Comment 9 Alexander Macdonald 2006-12-06 20:16:00 UTC
(In reply to comment #8)
> When I run beagle-extract-content on the old one, I ran into some issues.
> 
> First, when running on the new file, it's detected as a Scribus file and
> processed correctly.  But when I run it on the old file, it prefers the plain
> text filter for some reason:
...
> Any idea why this is?

I have no idea how programs like beagle calculate the mimetypes, maybe you need to install scribus for the right mimetype info to be stored in the mimetype database? it works fine on my system (ubuntu edgy with scribus 1.2.x and 1.3.4.x installed)

running "file" on them I see the following:

file ~/scribus-*
/home/alex/scribus-new.sla:  XML 1.0 document text
/home/alex/scribus-old.sla:  ASCII text, with very long lines

the old format is detected as text because it is not strict XML and lacks the <?xml... processing instruction at the start of the file, but that doesn't seem to stop my beagle from picking it up as application/x-scribus ....

> Secondly, when I force the MIME type on the old one, the content is a little
> broken:

Yeah I just noticed that.
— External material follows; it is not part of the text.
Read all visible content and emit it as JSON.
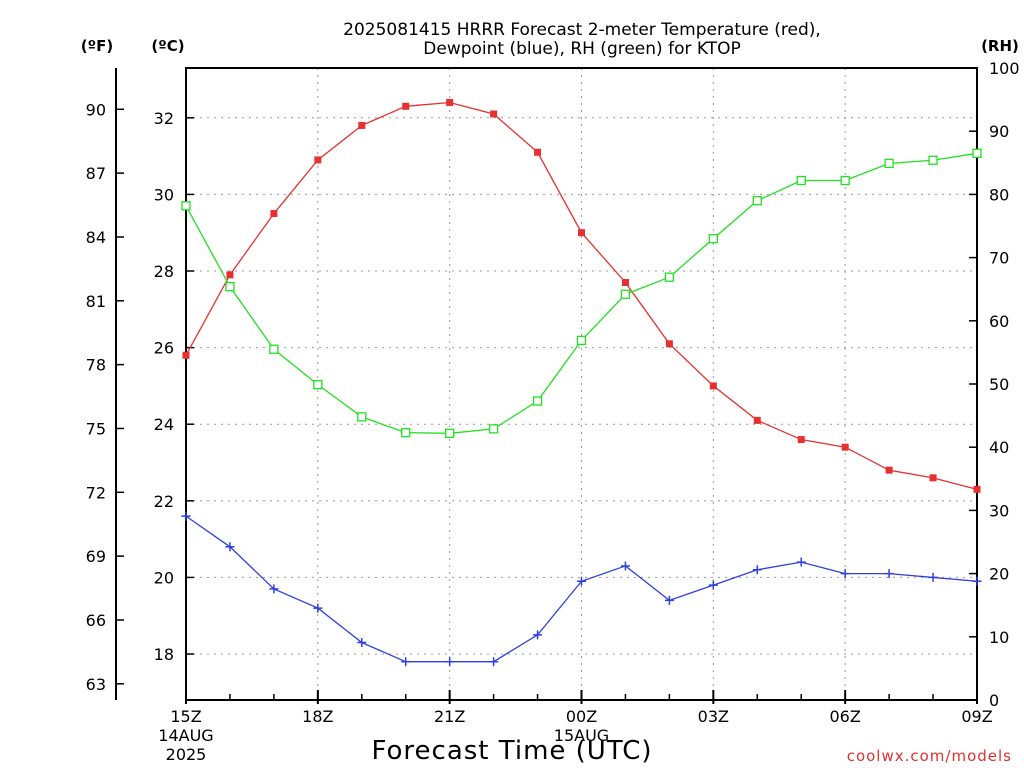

I've attached a new version that sorts out the problem. For some reason in the old file format making a letter upper case caused a new ITEXT element to be created. I was coding on the assumption that that indicated a new paragraph.

The fix means that for old files words may get run together, but I'm guessing thats better than having them seperated. I can't really see a way of fixing it perfectly, the old file format is just a bit wonky unfortunately.

I'm not really a heavy scribus user so I may ask on the scribus mailing list if people can offer up some real world files for testing. Other than that the only way is to get it in cvs and let people play with it.
Comment 10 Alexander Macdonald 2006-12-06 20:17:57 UTC
Created attachment 77857 [details]
Scribus Filter
Comment 11 Joe Shaw 2006-12-06 20:32:09 UTC
You're right, I don't have it installed.  I don't think it's a big issue, and the filter works for me on the old files too.  Committing this now, thanks!